In honor of Throwback Thursday, I’d like to share two letters from a Porter Novelli Perspectives panel at SXSW 2017. Titled “A Tech Exec’s Note to His Younger Female Self,” KP Reddy, a tech industry leader, and Pia Sen, college student, shared insights as they imagined addressing their older/younger opposite-gender selves.
When we devised this panel, I knew KP and Pia would be a great match. KP is an established tell-it-like-it-is tech veteran with several successful startups under his belt. His career spans the innovation continuum. Over 25+ years, he has been a technologist, subject expert, founder, CEO, advisor, investor, professor, author and coach. He’s currently the co-founder and partner of The Combine, a new kind of corporate innovation accelerator. Here’s his letter:
Dear younger female self,
As you transition from your college life into the real world, I provide these words of advice:
You are smarter than them, all of them.
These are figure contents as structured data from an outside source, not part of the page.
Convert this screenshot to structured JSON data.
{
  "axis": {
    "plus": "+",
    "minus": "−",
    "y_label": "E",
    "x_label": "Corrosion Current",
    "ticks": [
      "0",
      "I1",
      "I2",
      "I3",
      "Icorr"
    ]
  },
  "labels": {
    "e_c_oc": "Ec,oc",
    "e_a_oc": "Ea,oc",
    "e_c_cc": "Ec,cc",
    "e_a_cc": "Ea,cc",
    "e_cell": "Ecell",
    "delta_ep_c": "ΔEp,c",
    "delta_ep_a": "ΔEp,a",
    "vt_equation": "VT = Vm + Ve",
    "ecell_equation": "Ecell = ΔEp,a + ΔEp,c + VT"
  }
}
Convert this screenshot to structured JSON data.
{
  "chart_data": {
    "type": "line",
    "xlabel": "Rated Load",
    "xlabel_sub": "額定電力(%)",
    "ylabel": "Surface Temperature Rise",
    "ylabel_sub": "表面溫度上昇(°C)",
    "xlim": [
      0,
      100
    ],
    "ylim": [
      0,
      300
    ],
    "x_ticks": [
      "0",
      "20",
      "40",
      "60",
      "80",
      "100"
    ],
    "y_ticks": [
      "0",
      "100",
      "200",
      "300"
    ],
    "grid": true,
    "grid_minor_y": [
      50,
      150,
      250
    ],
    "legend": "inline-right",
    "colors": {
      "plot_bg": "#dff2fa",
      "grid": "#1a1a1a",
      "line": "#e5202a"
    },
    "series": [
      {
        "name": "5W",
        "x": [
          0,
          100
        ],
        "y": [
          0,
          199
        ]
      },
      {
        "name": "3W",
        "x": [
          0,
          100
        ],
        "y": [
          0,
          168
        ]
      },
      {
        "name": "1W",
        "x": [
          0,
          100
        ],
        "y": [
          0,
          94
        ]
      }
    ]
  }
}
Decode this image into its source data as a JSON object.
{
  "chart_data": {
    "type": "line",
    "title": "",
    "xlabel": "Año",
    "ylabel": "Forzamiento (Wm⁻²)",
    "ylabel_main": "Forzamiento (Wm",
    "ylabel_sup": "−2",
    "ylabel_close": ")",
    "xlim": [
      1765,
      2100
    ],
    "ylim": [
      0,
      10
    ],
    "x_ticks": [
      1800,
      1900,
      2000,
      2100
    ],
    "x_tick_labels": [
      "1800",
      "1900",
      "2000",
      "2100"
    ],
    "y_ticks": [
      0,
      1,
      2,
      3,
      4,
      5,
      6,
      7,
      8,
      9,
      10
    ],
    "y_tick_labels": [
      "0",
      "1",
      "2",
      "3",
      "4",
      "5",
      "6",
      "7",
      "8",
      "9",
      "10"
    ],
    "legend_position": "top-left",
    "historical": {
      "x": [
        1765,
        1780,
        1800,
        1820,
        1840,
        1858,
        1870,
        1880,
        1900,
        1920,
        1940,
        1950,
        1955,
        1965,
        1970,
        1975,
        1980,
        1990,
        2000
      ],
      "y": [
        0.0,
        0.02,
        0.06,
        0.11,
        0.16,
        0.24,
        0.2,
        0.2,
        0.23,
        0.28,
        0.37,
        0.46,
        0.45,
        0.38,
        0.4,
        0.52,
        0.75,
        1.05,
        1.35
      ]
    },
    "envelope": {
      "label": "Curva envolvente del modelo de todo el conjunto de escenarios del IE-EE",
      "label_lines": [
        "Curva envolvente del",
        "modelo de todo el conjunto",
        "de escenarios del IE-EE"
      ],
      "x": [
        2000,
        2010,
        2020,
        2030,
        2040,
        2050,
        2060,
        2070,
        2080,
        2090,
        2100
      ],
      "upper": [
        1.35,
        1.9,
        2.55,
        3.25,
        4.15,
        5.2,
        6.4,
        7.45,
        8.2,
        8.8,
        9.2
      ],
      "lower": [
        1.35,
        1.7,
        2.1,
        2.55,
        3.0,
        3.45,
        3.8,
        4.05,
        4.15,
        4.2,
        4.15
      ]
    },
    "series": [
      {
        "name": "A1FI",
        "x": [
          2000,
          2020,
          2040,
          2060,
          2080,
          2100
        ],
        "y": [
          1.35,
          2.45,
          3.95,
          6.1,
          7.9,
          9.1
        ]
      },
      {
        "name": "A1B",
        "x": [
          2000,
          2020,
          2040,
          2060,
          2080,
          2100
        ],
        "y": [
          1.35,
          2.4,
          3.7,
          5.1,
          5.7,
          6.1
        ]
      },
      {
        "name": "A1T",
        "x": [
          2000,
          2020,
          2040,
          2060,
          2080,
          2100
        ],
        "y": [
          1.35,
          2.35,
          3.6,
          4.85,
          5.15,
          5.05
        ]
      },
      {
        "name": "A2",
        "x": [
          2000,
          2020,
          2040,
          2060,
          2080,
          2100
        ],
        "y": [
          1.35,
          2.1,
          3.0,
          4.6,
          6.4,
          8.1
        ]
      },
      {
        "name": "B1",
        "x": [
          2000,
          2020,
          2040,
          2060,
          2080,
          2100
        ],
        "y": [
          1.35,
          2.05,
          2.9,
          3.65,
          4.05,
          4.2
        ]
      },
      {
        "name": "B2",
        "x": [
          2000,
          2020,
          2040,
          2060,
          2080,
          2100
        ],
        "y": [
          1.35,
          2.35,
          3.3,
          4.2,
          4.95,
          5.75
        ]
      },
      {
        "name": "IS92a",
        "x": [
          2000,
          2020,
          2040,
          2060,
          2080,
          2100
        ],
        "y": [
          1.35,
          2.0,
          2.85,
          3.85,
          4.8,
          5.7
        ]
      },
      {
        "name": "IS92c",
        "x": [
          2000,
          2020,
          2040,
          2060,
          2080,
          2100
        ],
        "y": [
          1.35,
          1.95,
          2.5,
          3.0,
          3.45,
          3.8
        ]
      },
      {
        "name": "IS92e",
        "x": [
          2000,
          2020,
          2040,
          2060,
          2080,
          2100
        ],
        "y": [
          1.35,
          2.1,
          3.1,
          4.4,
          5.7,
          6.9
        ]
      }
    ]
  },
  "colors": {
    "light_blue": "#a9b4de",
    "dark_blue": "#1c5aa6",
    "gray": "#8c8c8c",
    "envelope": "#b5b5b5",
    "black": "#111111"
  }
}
Start acting like it.
Stretch goals are just called goals.
Apply for the job you want, not the job you can get.
Be balanced; do try to have a balanced life.
Be an artist, athlete, philosopher and professional.
Finally, blank pages in your passport are equal opportunities for individual and shared experiences.
KP
I first met Pia at SXSW 2016, when she spoke about developing a way to fight antibiotic resistant bacteria as a high school science fair project and became an Intel International Science and Engineering Fair finalist. Afterwards, when I asked her about how to create more Pias in the world, she said this: “You teach people they are more than their GPA… You are what you care about.” As a student at the University of Texas at Austin, she cares about a lot. She has a passion for social justice and mentoring girls in STEM. She impressed me then, just as she impresses me now. Here is Pia’s letter:
Dear older male self,
I hope that you are well. I hope that you’ve been outside in the last 24 hours, and that you’ve been able to watch the sun rise and set from somewhere other than your office or car or laboratory. I hope that you’re still active and like to hang out with the people you went to school with growing up. Because I know a lot of them are still there. I hope you remember why you worked so hard to go beyond the areas that you saw as a child: beyond socioeconomic disparity and where immigration officers and police zones were not a constant reality opposed to an anomaly. Not everyone was as lucky as you, and I hope you’re using your position and privilege to help the people you grew up with.
I hope that you remember what it was like to be young. Do you remember elementary school primarily being in Spanish, because most of the other students hadn’t been able to learn English from their parents? Do you remember how hard it was to ever imagine yourself as a professional working something other than a minimum wage job? How difficult it was to ever envision yourself at college, let alone at college for STEM? By middle school, the stuff you were learning in school didn’t seem applicable to real life. After all, how were school shootings and lock downs relatable to calculus and chemistry? Those plastic atomic models seemed more and more irrelevant, the further you progressed in school. When you reach out and try to fulfill your moral obligation to the children around you, remember that. Remember when kids are fighting to support their families every day and have to work multiple jobs, all while facing the normal societal pressures of being a teen (as well as a breadwinner), school is seen as a luxury or an accessory to a bigger picture: survival. You need to make children realize that school is a place with potential to enable survival — of both yourself and the others around you who you love the most; that perhaps education is something that is a right opposed to a waste of time; something that can change your life. Perhaps to learn is to find new ways to free yourself. It’s also important to remember to make the education accessible to the situations that these children are in. For young girls living in East Austin, “engineering” sounds like a big word meant for people who have different backgrounds than them. Using creative solutions to make engineering attractive (from things as neat as conductive thread to make light up dresses), is key here.
Most of all, I hope you remember your obligation. Because helping those people isn’t a privilege. It’s a requirement. For engineering to be a force for good, you cannot merely be neutral in situations like these. You have to fight for the voices that aren’t expressed in technology right now.
-Pia
Thank you both for your advice. #tbt
KP Reddy effortlessly combines expertise in advanced technologies with critical, in-the-trenches experience as an entrepreneur. His passion is in launching game-changing start-ups, raising substantial investments, and leading organizations to meaningful acquisition and IPO exits. Currently, Reddy is co-founder and partner of The Combine, whose aim is to commercialize corporate innovation.
Pia Sen is a college student and researcher currently debating on scholarship at the University of Texas at Austin. Her goal is to go to graduate school, and combine her passion for programming, mechanical and electrical engineering, and biology. She anticipates becoming a synthetic biologist with an emphasis on microbiology or nanotechnology. She is a winner of the NCWIT Aspirations in Computing Award for girls in technology.